Being in a discipline historically seen as without its own body of knowledge (thanks, Plato), I am free to subscribe to any and all of these. And I buy them all, but with a caveat. I buy them all not as separate or even competing explanations, but as incomplete explanations that necessarily need the other. Because each, in and of itself, begs numerous questions. Why do it's formal qualities appeal to us, why has culture decided to value it, and why have certain likes been selected through time?
Speaking for myself (as one invested in investigated likes), one of my favorite things about the Olympics is watching myself come to like and invest in things I did not previously like or was not previously invested in (at least not in the last four years). Most of the year I take for granted both the things I like and my liking of them. I like this or that, but I don't explicitly or obviously come to like things. I'll find a new a band or watch new movie that I like, but those are often like other things that I like, and I already liked music and movies to begin with.

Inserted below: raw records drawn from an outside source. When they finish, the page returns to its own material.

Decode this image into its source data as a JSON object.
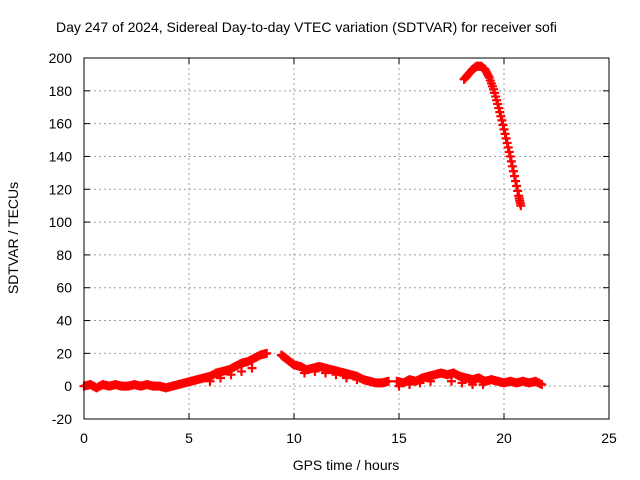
{
  "chart_data": {
    "type": "scatter",
    "title": "Day 247 of 2024, Sidereal Day-to-day VTEC variation (SDTVAR) for receiver sofi",
    "xlabel": "GPS time / hours",
    "ylabel": "SDTVAR / TECUs",
    "xlim": [
      0,
      25
    ],
    "ylim": [
      -20,
      200
    ],
    "xticks": [
      0,
      5,
      10,
      15,
      20,
      25
    ],
    "yticks": [
      -20,
      0,
      20,
      40,
      60,
      80,
      100,
      120,
      140,
      160,
      180,
      200
    ],
    "grid": true,
    "marker": "+",
    "series": [
      {
        "color": "#ff0000",
        "points": [
          [
            0.0,
            0
          ],
          [
            0.3,
            1
          ],
          [
            0.6,
            -1
          ],
          [
            0.9,
            1
          ],
          [
            1.2,
            0
          ],
          [
            1.5,
            1
          ],
          [
            1.8,
            0
          ],
          [
            2.1,
            0
          ],
          [
            2.4,
            1
          ],
          [
            2.7,
            0
          ],
          [
            3.0,
            1
          ],
          [
            3.3,
            0
          ],
          [
            3.6,
            0
          ],
          [
            3.9,
            -1
          ],
          [
            4.2,
            0
          ],
          [
            4.5,
            1
          ],
          [
            4.8,
            2
          ],
          [
            5.1,
            3
          ],
          [
            5.4,
            4
          ],
          [
            5.7,
            5
          ],
          [
            6.0,
            6
          ],
          [
            6.3,
            8
          ],
          [
            6.6,
            9
          ],
          [
            6.9,
            10
          ],
          [
            7.2,
            12
          ],
          [
            7.5,
            14
          ],
          [
            7.8,
            15
          ],
          [
            8.1,
            17
          ],
          [
            8.4,
            19
          ],
          [
            8.7,
            20
          ],
          [
            6.0,
            3
          ],
          [
            6.5,
            5
          ],
          [
            7.0,
            7
          ],
          [
            7.5,
            9
          ],
          [
            8.0,
            11
          ],
          [
            9.4,
            19
          ],
          [
            9.6,
            17
          ],
          [
            9.8,
            15
          ],
          [
            10.0,
            13
          ],
          [
            10.3,
            12
          ],
          [
            10.6,
            10
          ],
          [
            10.9,
            11
          ],
          [
            11.2,
            12
          ],
          [
            11.5,
            11
          ],
          [
            11.8,
            10
          ],
          [
            12.1,
            9
          ],
          [
            12.4,
            8
          ],
          [
            12.7,
            7
          ],
          [
            13.0,
            6
          ],
          [
            13.3,
            4
          ],
          [
            13.6,
            3
          ],
          [
            13.9,
            2
          ],
          [
            14.2,
            2
          ],
          [
            14.5,
            3
          ],
          [
            10.5,
            8
          ],
          [
            11.0,
            9
          ],
          [
            11.5,
            8
          ],
          [
            12.0,
            7
          ],
          [
            12.5,
            5
          ],
          [
            13.0,
            4
          ],
          [
            14.9,
            3
          ],
          [
            15.2,
            2
          ],
          [
            15.5,
            4
          ],
          [
            15.8,
            3
          ],
          [
            16.1,
            5
          ],
          [
            16.4,
            6
          ],
          [
            16.7,
            7
          ],
          [
            17.0,
            8
          ],
          [
            17.3,
            7
          ],
          [
            17.6,
            8
          ],
          [
            17.9,
            6
          ],
          [
            18.2,
            5
          ],
          [
            18.5,
            4
          ],
          [
            18.8,
            5
          ],
          [
            19.1,
            3
          ],
          [
            19.4,
            4
          ],
          [
            19.7,
            3
          ],
          [
            20.0,
            2
          ],
          [
            20.3,
            3
          ],
          [
            20.6,
            2
          ],
          [
            20.9,
            3
          ],
          [
            21.2,
            2
          ],
          [
            21.5,
            3
          ],
          [
            21.8,
            1
          ],
          [
            15.0,
            0
          ],
          [
            15.5,
            1
          ],
          [
            16.0,
            2
          ],
          [
            16.5,
            3
          ],
          [
            17.5,
            3
          ],
          [
            18.0,
            2
          ],
          [
            18.5,
            1
          ],
          [
            19.0,
            1
          ],
          [
            18.1,
            187
          ],
          [
            18.3,
            190
          ],
          [
            18.5,
            193
          ],
          [
            18.7,
            195
          ],
          [
            18.9,
            195
          ],
          [
            19.1,
            193
          ],
          [
            19.3,
            188
          ],
          [
            19.5,
            181
          ],
          [
            19.7,
            172
          ],
          [
            19.9,
            162
          ],
          [
            20.1,
            151
          ],
          [
            20.3,
            140
          ],
          [
            20.5,
            128
          ],
          [
            20.7,
            116
          ],
          [
            20.8,
            110
          ]
        ]
      }
    ]
  }
}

Investments are typically enculturated, embodied and emplaced (and all simultaneously) and happen outside of our conscious gaze.
Now, I do like sports and so, in that regard, I come to the Olympics primed in that direction. However, because of the intensity of the experience and its momentariness, the process of being persuaded to like something is magnified. I can feel myself becoming invested in a way I do not think we normally can. And, no doubt, my liking of the Olympics is no less enculturated, embodied, and emplaced. It is just, for two or weeks or so, I get to become aware of (or feel) this process.